To make the initial deployments easier, the beta version of mirror nodes strive to take away the burden of running a full Hedera node through creation of periodic files that contain processed information (such as account balances or transaction records), and have the full trust of the Hedera consensus nodes. The beta mirror node software reduces the processing burden by receiving pre-constructed files from the network, validating those, populating a database and providing REST APIs
Beta mirror nodes work by validating the signature files associated with the record, balance, and event files from the consensus nodes that were uploaded to a cloud storage solution from the network.
As transactions reach consensus on the Hedera network, either mainnet or testnet, Hedera consensus nodes add the transaction and its associated records to a record file. A record file contains a series of ordered transactions and their associated records. After a given amount of time, a record file is closed and a new one is created. This process repeats as the network continues to receive transactions.
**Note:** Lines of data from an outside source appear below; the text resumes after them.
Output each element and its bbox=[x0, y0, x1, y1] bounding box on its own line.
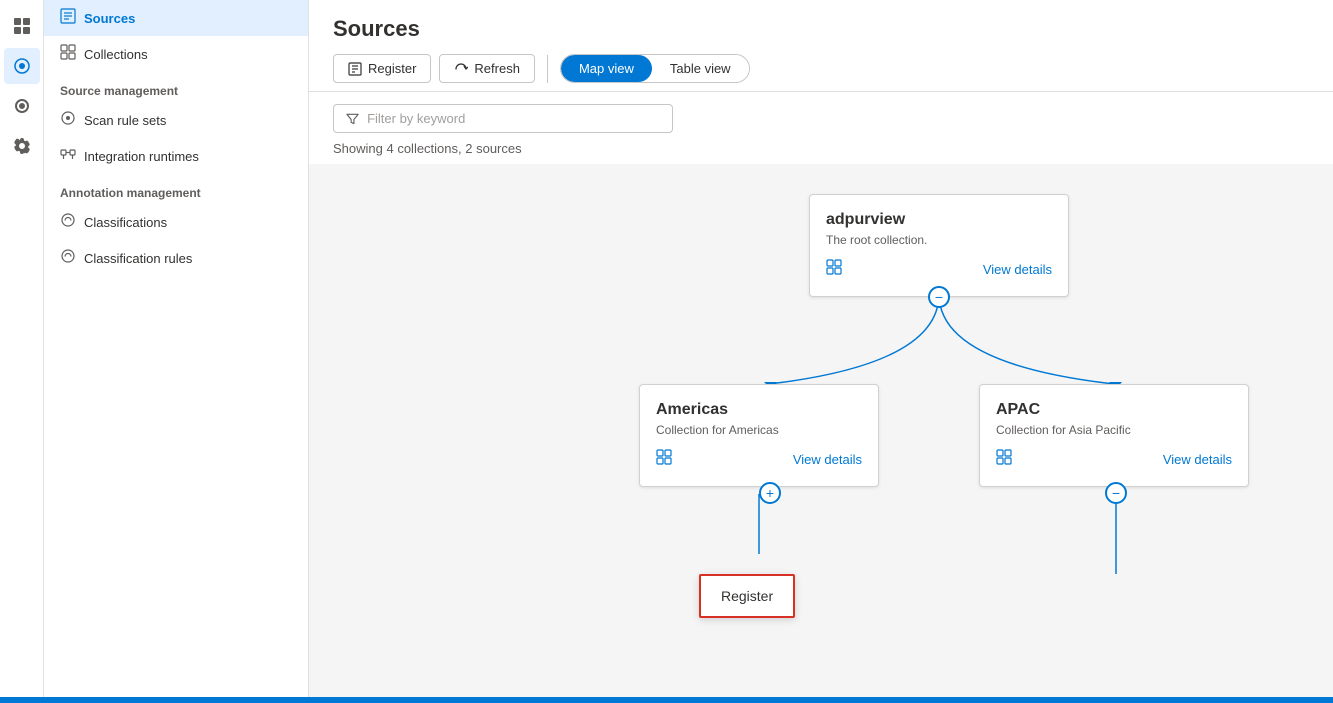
table-view-label: Table view bbox=[670, 61, 731, 76]
americas-footer: View details bbox=[656, 449, 862, 470]
main-content: Sources Register Refresh Map view Table … bbox=[309, 0, 1333, 703]
scan-rules-icon bbox=[60, 110, 76, 130]
americas-title: Americas bbox=[656, 401, 862, 419]
refresh-icon bbox=[454, 62, 468, 76]
sources-icon bbox=[60, 8, 76, 28]
catalog-nav-icon[interactable] bbox=[4, 48, 40, 84]
filter-icon bbox=[346, 112, 359, 126]
integration-icon bbox=[60, 146, 76, 166]
register-popup[interactable]: Register bbox=[699, 574, 795, 618]
sidebar-item-collections[interactable]: Collections bbox=[44, 36, 308, 72]
map-view-label: Map view bbox=[579, 61, 634, 76]
collections-icon bbox=[60, 44, 76, 64]
americas-grid-icon bbox=[656, 449, 672, 470]
apac-collapse-control[interactable]: − bbox=[1105, 482, 1127, 504]
sidebar-classification-rules-label: Classification rules bbox=[84, 251, 192, 266]
sidebar-integration-label: Integration runtimes bbox=[84, 149, 199, 164]
sidebar-item-classifications[interactable]: Classifications bbox=[44, 204, 308, 240]
collection-card-apac: APAC Collection for Asia Pacific View de… bbox=[979, 384, 1249, 487]
page-title: Sources bbox=[333, 16, 1309, 42]
classifications-icon bbox=[60, 212, 76, 232]
adpurview-desc: The root collection. bbox=[826, 233, 1052, 247]
toolbar-divider bbox=[547, 55, 548, 83]
showing-count: Showing 4 collections, 2 sources bbox=[309, 141, 1333, 164]
icon-rail bbox=[0, 0, 44, 703]
toolbar: Register Refresh Map view Table view bbox=[333, 54, 1309, 83]
filter-keyword-input[interactable] bbox=[367, 111, 660, 126]
sidebar-item-integration-runtimes[interactable]: Integration runtimes bbox=[44, 138, 308, 174]
classification-rules-icon bbox=[60, 248, 76, 268]
apac-desc: Collection for Asia Pacific bbox=[996, 423, 1232, 437]
main-header: Sources Register Refresh Map view Table … bbox=[309, 0, 1333, 92]
table-view-button[interactable]: Table view bbox=[652, 55, 749, 82]
americas-expand-control[interactable]: + bbox=[759, 482, 781, 504]
source-management-section: Source management bbox=[44, 72, 308, 102]
sidebar-item-sources[interactable]: Sources bbox=[44, 0, 308, 36]
sidebar-sources-label: Sources bbox=[84, 11, 135, 26]
register-popup-label: Register bbox=[721, 588, 773, 604]
sidebar-scan-rules-label: Scan rule sets bbox=[84, 113, 166, 128]
register-button[interactable]: Register bbox=[333, 54, 431, 83]
sidebar: Sources Collections Source management Sc… bbox=[44, 0, 309, 703]
bottom-bar bbox=[0, 697, 1333, 703]
manage-nav-icon[interactable] bbox=[4, 128, 40, 164]
adpurview-grid-icon bbox=[826, 259, 842, 280]
apac-title: APAC bbox=[996, 401, 1232, 419]
adpurview-view-details[interactable]: View details bbox=[983, 262, 1052, 277]
annotation-management-section: Annotation management bbox=[44, 174, 308, 204]
map-view-button[interactable]: Map view bbox=[561, 55, 652, 82]
adpurview-footer: View details bbox=[826, 259, 1052, 280]
apac-view-details[interactable]: View details bbox=[1163, 452, 1232, 467]
adpurview-collapse-control[interactable]: − bbox=[928, 286, 950, 308]
refresh-button[interactable]: Refresh bbox=[439, 54, 535, 83]
americas-desc: Collection for Americas bbox=[656, 423, 862, 437]
filter-bar bbox=[309, 92, 1333, 141]
sidebar-item-classification-rules[interactable]: Classification rules bbox=[44, 240, 308, 276]
map-canvas: adpurview The root collection. View deta… bbox=[309, 164, 1333, 703]
adpurview-title: adpurview bbox=[826, 211, 1052, 229]
home-nav-icon[interactable] bbox=[4, 8, 40, 44]
sidebar-item-scan-rule-sets[interactable]: Scan rule sets bbox=[44, 102, 308, 138]
sidebar-classifications-label: Classifications bbox=[84, 215, 167, 230]
apac-footer: View details bbox=[996, 449, 1232, 470]
sidebar-collections-label: Collections bbox=[84, 47, 148, 62]
insights-nav-icon[interactable] bbox=[4, 88, 40, 124]
register-icon bbox=[348, 62, 362, 76]
collection-card-adpurview: adpurview The root collection. View deta… bbox=[809, 194, 1069, 297]
view-toggle: Map view Table view bbox=[560, 54, 750, 83]
filter-input-container[interactable] bbox=[333, 104, 673, 133]
americas-view-details[interactable]: View details bbox=[793, 452, 862, 467]
refresh-label: Refresh bbox=[474, 61, 520, 76]
apac-grid-icon bbox=[996, 449, 1012, 470]
register-label: Register bbox=[368, 61, 416, 76]
collection-card-americas: Americas Collection for Americas View de… bbox=[639, 384, 879, 487]
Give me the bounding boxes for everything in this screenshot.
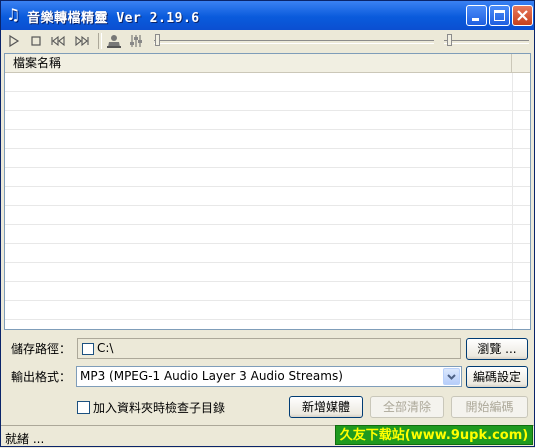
output-format-label: 輸出格式： [11, 370, 72, 384]
close-icon [517, 10, 528, 21]
start-encode-button[interactable]: 開始編碼 [451, 396, 528, 418]
seek-slider-thumb[interactable] [155, 34, 160, 46]
chevron-down-icon [447, 374, 456, 380]
dropdown-arrow[interactable] [443, 368, 460, 385]
window-title: 音樂轉檔精靈 Ver 2.19.6 [27, 11, 200, 26]
browse-button[interactable]: 瀏覽 ... [466, 338, 528, 360]
output-format-select[interactable]: MP3 (MPEG-1 Audio Layer 3 Audio Streams) [76, 366, 462, 387]
output-format-value: MP3 (MPEG-1 Audio Layer 3 Audio Streams) [80, 369, 343, 383]
seek-slider[interactable] [154, 40, 434, 44]
file-list[interactable]: 檔案名稱 [4, 53, 531, 330]
clear-all-button[interactable]: 全部清除 [370, 396, 444, 418]
user-icon[interactable] [105, 33, 123, 49]
add-media-button[interactable]: 新增媒體 [289, 396, 363, 418]
save-path-value: C:\ [97, 341, 114, 355]
music-note-icon: ♫ [6, 5, 21, 24]
save-path-field[interactable]: C:\ [77, 338, 461, 359]
previous-icon[interactable] [49, 33, 67, 49]
save-path-checkbox[interactable] [82, 343, 94, 355]
column-divider [512, 73, 513, 329]
app-window: ♫ 音樂轉檔精靈 Ver 2.19.6 檔案名稱 儲存路徑： C:\ 瀏覽 ..… [0, 0, 535, 447]
list-header: 檔案名稱 [5, 54, 530, 73]
minimize-icon [472, 18, 479, 21]
watermark-banner: 久友下载站(www.9upk.com) [335, 425, 533, 445]
save-path-label: 儲存路徑： [11, 342, 72, 356]
title-bar[interactable]: ♫ 音樂轉檔精靈 Ver 2.19.6 [1, 1, 534, 30]
close-button[interactable] [512, 5, 533, 26]
maximize-button[interactable] [489, 5, 510, 26]
encode-settings-button[interactable]: 編碼設定 [466, 366, 528, 388]
toolbar [3, 31, 534, 51]
include-subfolders-label[interactable]: 加入資料夾時檢查子目錄 [93, 399, 225, 416]
column-header-extra[interactable] [513, 54, 530, 72]
equalizer-icon[interactable] [127, 33, 145, 49]
stop-icon[interactable] [27, 33, 45, 49]
list-rows [5, 73, 530, 329]
column-header-filename[interactable]: 檔案名稱 [5, 54, 512, 72]
minimize-button[interactable] [466, 5, 487, 26]
include-subfolders-checkbox[interactable] [77, 401, 90, 414]
next-icon[interactable] [73, 33, 91, 49]
toolbar-separator [98, 33, 102, 49]
status-text: 就緒 ... [5, 432, 45, 446]
play-icon[interactable] [5, 33, 23, 49]
volume-slider-thumb[interactable] [447, 34, 452, 46]
volume-slider[interactable] [444, 40, 529, 44]
maximize-icon [494, 10, 505, 21]
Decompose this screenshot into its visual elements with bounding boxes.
Once a record file is closed, the consensus nodes generate a signature file. The signature file contains a signature for the corresponding record file’s hash. Along with the signature file of the consensus node, the record file also contains the hash of the previous record file. The former record file can now be verified by matching the hash of the previous record file.
Hedera consensus nodes push new record files and signature files to the cloud storage provider – currently AWS S3 and Google File Storage are supported, but not yet available. Mirror nodes download these files, verify their signatures based upon their hashes, and only then make them available to be processed.
Hedera will provide a REST API to easily query a mirror node that is hosted by Hedera, removing the complexity of having to run your own. This is actively being tested by a limited group of partners and will look to be expanded soon.
Anyone can run a Hedera mirror node by downloading and configuring the software on their computer. By running a beta mirror node, you are able to connect to the appropriate cloud storage and store account balance files, record files, and event files as described above.